Los alergólogos abogan por reducir los contaminantes en zonas con abundante vegetación situadas cerca de autopistas, áreas industriales o focos de tráfico intenso, ya que los árboles ubicados en estos entornos pueden generar pólenes más agresivos y con mayor capacidad de provocar alergias en la población. Así lo ha explicado el doctor Ángel Moral, jefe de la Unidad de Aerobiología del Servicio de Alergología del Complejo Hospitalario de Toledo, quien advierte del impacto combinado de la contaminación y el cambio climático en la salud respiratoria.

El especialista ha señalado que el efecto de la contaminación en las alergias está ya respaldado por diversos estudios científicos, que también han constatado las consecuencias del aumento de la temperatura y del CO2. Estos factores están provocando un incremento en la cantidad de pólenes y en su potencial alergénico, lo que se traduce en un mayor número de personas afectadas.

Según ha detallado Moral, miembro del Comité de Aerobiología de la Sociedad Española de Alergia —organismo que presidió durante ocho años—, los pólenes generados en entornos con mayores niveles de contaminación son “mucho más agresivos”. Esto se debe a que presentan en su interior proteínas con mayor capacidad alergénica, lo que incrementa la respuesta del sistema inmunológico en los pacientes.

Un ejemplo claro de esta situación se observó en un estudio realizado en Toledo, donde se recogieron pólenes de cupresáceas en dos puntos diferentes: uno en la zona de la autovía A-42, con elevados niveles de contaminación, y otro en el entorno del Hospital del Valle, donde la calidad del aire es notablemente mejor. Los análisis demostraron que la composición de ambos pólenes era completamente diferente.

Posteriormente, al realizar pruebas cutáneas a pacientes alérgicos, se comprobó que las reacciones eran mucho más intensas con el polen recogido en la zona contaminada que con el obtenido junto al Hospital del Valle. Resultados similares se han obtenido en otros estudios desarrollados en diferentes lugares, lo que refuerza la evidencia científica sobre la relación directa entre contaminación y mayor agresividad del polen.

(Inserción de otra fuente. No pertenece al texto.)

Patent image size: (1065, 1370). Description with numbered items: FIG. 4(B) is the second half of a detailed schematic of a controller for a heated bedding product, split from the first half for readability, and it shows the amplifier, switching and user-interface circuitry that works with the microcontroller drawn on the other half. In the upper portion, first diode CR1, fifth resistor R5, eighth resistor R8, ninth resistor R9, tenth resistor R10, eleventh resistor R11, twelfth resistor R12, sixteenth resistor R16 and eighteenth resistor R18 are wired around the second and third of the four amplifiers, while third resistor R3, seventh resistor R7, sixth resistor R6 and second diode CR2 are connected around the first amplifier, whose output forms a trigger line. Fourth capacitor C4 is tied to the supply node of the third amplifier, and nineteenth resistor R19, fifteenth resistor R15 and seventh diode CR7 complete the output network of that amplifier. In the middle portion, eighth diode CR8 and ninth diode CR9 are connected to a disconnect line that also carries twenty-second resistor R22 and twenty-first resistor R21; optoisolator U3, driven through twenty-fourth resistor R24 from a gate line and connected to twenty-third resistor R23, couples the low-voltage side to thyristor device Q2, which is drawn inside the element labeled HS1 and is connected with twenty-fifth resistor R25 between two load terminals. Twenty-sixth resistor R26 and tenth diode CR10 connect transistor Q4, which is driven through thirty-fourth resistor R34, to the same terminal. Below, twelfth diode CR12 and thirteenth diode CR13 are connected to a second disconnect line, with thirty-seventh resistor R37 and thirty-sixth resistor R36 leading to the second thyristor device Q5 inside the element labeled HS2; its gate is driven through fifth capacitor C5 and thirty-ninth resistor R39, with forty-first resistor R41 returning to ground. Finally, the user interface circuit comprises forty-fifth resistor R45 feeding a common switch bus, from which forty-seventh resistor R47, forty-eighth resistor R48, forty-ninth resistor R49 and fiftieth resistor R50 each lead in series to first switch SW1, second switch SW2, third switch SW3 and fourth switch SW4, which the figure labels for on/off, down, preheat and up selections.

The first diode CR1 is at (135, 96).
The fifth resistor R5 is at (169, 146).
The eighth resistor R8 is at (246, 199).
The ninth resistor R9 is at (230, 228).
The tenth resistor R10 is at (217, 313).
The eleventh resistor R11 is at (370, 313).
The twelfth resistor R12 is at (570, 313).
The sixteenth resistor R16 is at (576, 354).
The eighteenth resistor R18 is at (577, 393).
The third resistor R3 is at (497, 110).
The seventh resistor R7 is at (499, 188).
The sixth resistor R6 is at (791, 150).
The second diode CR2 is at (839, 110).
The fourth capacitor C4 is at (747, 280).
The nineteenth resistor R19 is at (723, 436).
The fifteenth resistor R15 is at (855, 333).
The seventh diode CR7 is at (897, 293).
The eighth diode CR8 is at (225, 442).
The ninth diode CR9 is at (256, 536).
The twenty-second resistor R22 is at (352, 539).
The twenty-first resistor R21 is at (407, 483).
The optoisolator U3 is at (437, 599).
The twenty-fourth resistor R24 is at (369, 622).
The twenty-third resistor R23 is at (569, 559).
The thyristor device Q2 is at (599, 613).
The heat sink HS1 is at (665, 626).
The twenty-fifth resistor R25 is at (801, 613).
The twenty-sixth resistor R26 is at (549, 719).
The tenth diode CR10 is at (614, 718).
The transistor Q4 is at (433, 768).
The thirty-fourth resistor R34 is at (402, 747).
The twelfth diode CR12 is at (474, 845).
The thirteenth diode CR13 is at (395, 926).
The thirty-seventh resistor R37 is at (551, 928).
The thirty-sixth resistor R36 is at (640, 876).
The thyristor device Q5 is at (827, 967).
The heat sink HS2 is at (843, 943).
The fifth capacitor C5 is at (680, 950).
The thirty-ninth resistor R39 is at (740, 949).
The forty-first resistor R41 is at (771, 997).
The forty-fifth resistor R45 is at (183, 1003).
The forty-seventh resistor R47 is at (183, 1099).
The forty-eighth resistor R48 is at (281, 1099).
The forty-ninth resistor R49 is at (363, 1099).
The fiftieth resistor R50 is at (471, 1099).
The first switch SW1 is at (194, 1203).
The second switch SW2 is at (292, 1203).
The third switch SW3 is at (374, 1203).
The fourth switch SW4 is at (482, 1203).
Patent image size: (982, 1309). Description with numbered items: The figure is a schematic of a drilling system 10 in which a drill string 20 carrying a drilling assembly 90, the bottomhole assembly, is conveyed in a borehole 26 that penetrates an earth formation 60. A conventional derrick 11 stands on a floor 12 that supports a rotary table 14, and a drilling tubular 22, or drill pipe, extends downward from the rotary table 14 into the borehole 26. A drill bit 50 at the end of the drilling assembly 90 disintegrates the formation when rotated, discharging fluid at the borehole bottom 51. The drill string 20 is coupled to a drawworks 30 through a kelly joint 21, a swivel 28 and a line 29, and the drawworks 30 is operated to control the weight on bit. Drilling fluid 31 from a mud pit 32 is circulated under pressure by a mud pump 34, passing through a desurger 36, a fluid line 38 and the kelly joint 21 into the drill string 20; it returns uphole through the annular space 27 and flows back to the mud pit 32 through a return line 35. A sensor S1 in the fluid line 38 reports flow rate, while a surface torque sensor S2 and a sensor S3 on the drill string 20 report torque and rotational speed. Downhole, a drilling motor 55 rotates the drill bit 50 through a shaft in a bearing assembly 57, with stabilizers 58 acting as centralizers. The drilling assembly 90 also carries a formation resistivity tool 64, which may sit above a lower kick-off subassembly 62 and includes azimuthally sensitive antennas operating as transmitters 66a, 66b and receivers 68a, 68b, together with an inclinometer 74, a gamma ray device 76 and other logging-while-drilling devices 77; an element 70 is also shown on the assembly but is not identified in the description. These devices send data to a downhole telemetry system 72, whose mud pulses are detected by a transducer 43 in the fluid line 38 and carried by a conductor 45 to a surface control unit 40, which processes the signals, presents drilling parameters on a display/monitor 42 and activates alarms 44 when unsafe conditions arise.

Trayectoria ascendente del ozono

Para frenar este fenómeno, los especialistas consideran necesario adoptar medidas que reduzcan los niveles de contaminación en las zonas más afectadas, especialmente en aquellas con alta densidad de vegetación. Entre los contaminantes que convendría disminuir se encuentran el NO2 (dióxido de nitrógeno), el SO2 (dióxido de azufre) y las partículas respirables PM-10 (menos de diez micras) y PM-2,5 (2,5 micras), todos ellos indicadores clave de la calidad del aire y derivados principalmente de la combustión, el tráfico y la actividad industrial.

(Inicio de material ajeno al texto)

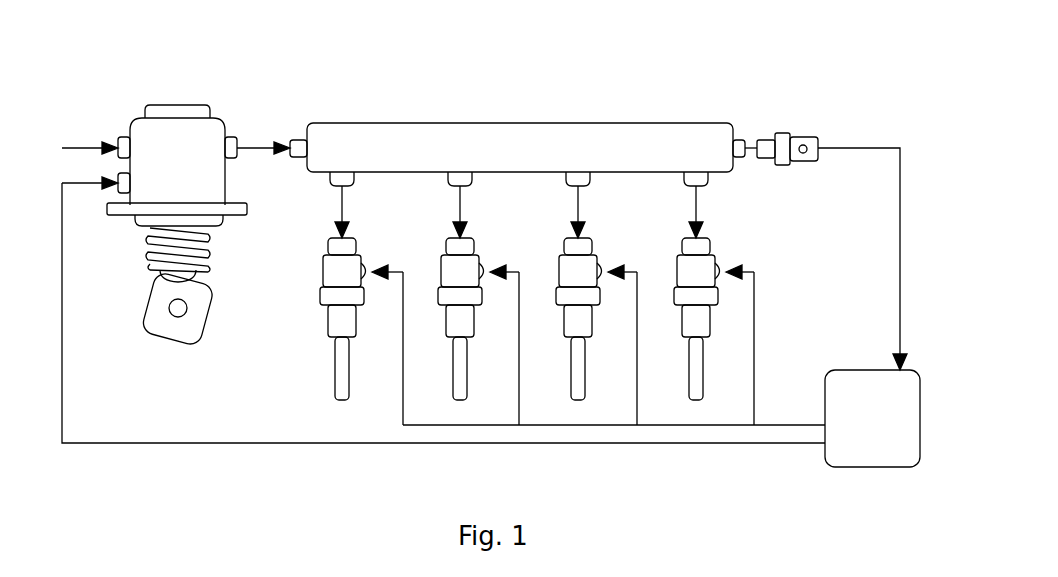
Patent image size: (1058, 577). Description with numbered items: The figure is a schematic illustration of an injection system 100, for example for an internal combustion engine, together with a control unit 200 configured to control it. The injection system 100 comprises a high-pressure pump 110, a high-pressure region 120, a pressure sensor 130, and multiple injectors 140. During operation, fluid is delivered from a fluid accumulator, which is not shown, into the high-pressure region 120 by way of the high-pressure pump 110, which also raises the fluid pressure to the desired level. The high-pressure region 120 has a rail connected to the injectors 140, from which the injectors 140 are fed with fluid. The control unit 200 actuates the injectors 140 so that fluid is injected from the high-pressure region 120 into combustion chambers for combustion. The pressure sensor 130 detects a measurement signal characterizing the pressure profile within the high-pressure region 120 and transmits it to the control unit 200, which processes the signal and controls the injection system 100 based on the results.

No obstante, Moral ha advertido de que en la actualidad uno de los contaminantes más preocupantes es el ozono, un contaminante secundario nocivo que presenta además una trayectoria ascendente. “El ozono no solo no ha bajado a pesar de las medidas adoptadas para reducir otros contaminantes, sino que cada vez está más elevado”, ha señalado.

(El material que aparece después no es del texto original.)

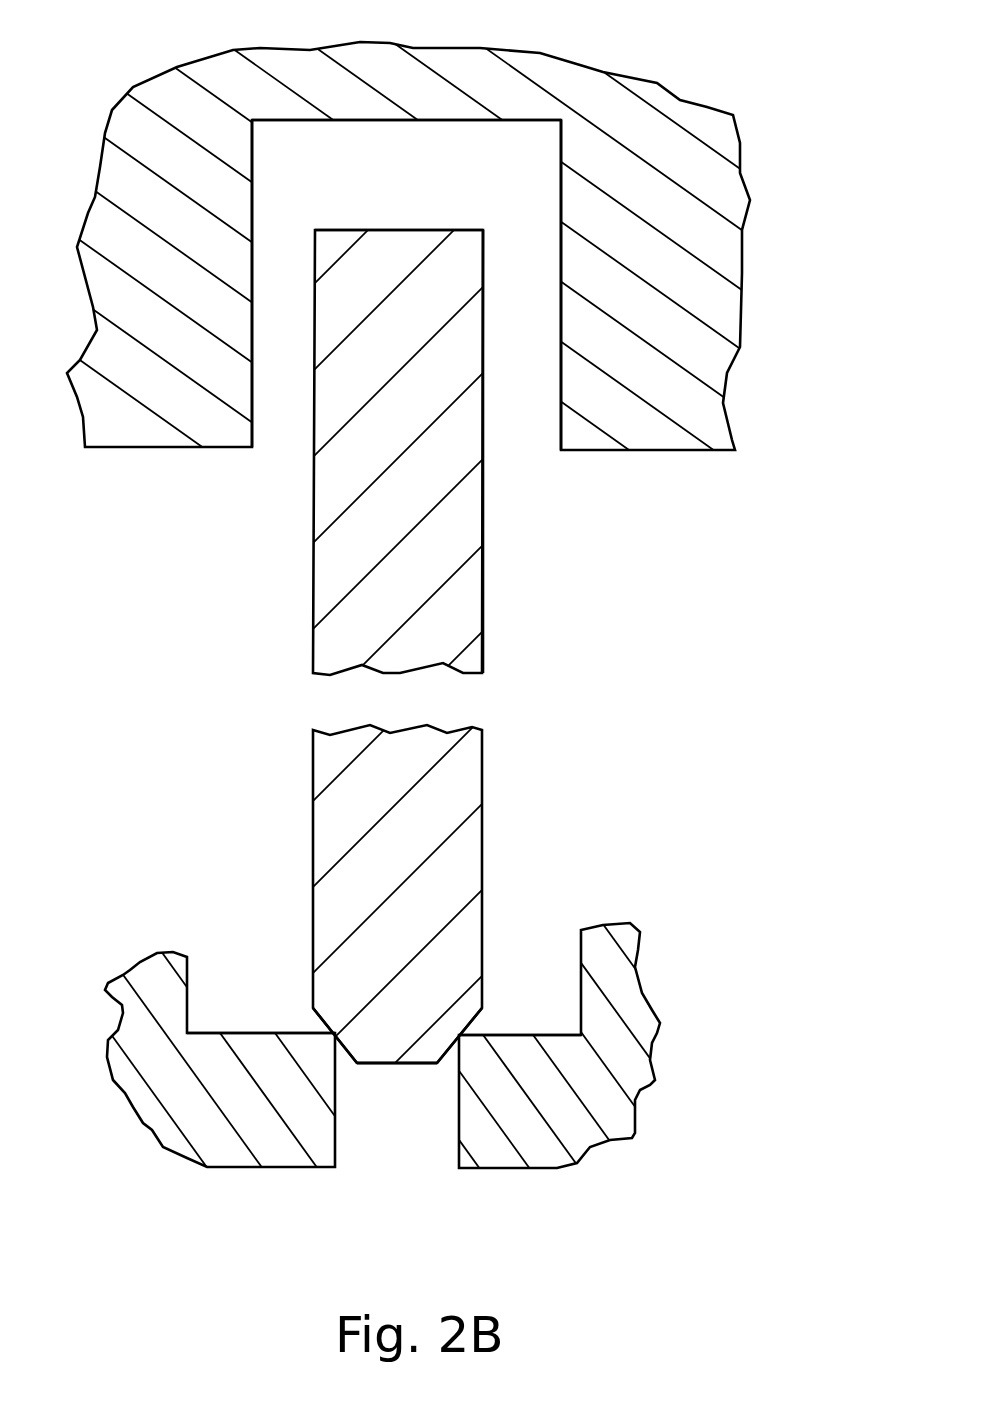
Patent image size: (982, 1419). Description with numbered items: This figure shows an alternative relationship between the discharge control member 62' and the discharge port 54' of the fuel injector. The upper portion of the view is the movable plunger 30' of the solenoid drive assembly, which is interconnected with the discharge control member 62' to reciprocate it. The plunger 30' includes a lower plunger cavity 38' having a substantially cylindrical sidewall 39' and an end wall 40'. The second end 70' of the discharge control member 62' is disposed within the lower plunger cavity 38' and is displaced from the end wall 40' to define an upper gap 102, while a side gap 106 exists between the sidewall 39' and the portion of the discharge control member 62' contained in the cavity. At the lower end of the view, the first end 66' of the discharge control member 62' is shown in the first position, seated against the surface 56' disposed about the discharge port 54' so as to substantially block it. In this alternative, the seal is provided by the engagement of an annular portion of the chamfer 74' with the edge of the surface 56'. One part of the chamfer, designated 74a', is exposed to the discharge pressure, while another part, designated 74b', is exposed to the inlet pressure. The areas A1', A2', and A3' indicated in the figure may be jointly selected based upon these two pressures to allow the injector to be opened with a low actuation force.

The plunger 30' is at (480, 421).
The lower plunger cavity 38' is at (141, 277).
The sidewall 39' is at (681, 237).
The end wall 40' is at (419, 68).
The discharge control member 62' is at (510, 585).
The second end 70' is at (259, 129).
The upper gap 102 is at (435, 200).
The side gap 106 is at (310, 363).
The area A3 A3' is at (550, 437).
The chamfer portion exposed to discharge pressure 74a' is at (625, 867).
The chamfer 74' is at (251, 955).
The chamfer portion exposed to inlet pressure 74b' is at (467, 1159).
The discharge port 54' is at (196, 1090).
The surface 56' is at (519, 971).
The first end 66' is at (634, 1049).
The area A2 A2' is at (192, 962).
The area A1 A1' is at (564, 1141).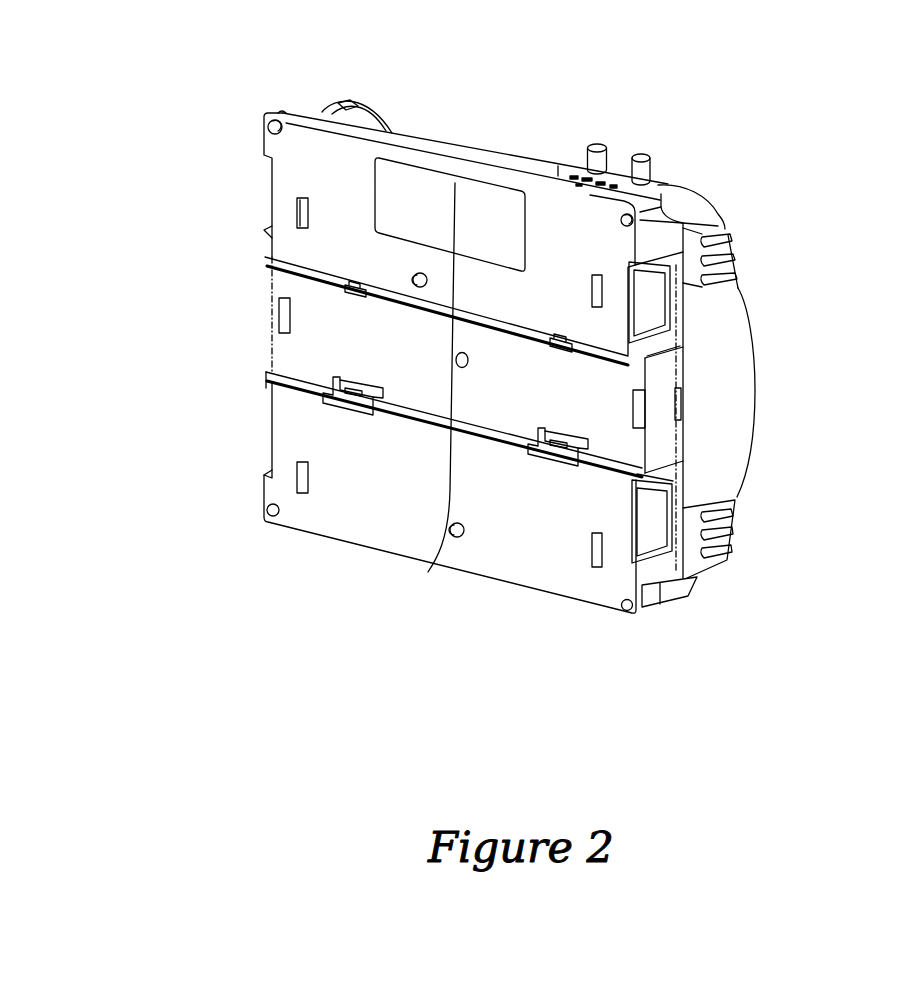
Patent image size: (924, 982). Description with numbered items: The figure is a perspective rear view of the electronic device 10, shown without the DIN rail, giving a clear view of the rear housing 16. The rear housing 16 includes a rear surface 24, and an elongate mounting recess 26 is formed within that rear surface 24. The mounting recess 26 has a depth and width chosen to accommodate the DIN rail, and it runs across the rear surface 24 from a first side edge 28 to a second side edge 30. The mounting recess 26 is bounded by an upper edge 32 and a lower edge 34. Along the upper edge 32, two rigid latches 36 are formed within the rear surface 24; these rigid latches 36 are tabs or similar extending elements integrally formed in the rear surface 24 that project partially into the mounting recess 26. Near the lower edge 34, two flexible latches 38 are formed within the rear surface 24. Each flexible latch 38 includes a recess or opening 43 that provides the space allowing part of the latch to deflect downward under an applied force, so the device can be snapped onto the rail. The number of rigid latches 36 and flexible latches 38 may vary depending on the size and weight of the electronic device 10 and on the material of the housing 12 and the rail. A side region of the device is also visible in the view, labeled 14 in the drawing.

The electronic device 10 is at (247, 70).
The housing 12 is at (682, 133).
The side housing bulge 14 is at (735, 360).
The rear housing 16 is at (660, 568).
The rear surface 24 is at (358, 512).
The mounting recess 26 is at (302, 354).
The first side edge 28 is at (268, 383).
The second side edge 30 is at (720, 224).
The upper edge 32 is at (455, 183).
The lower edge 34 is at (428, 572).
The rigid latch 36 is at (559, 343).
The flexible latch 38 is at (346, 403).
The opening 43 is at (355, 404).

Los alergólogos han comprobado que este incremento del ozono es uno de los factores que contribuyen a que haya más pólenes en el ambiente y, en consecuencia, un mayor número de personas con problemas alérgicos. Su aumento está directamente relacionado con la subida de las temperaturas, ya que el calor favorece su formación.

El ozono se genera por la reacción de óxidos de nitrógeno y compuestos orgánicos volátiles con la luz solar, un proceso que tiene su origen fundamentalmente en el tráfico rodado y la actividad industrial. El incremento térmico asociado al cambio climático intensifica esta reacción química, lo que agrava los problemas respiratorios en la población sensible.

En este contexto, los especialistas insisten en la necesidad de reforzar las políticas de control de emisiones y de calidad del aire, especialmente en entornos urbanos y periurbanos con abundante vegetación, donde el impacto combinado de polución y polen puede multiplicar los efectos sobre la salud pública.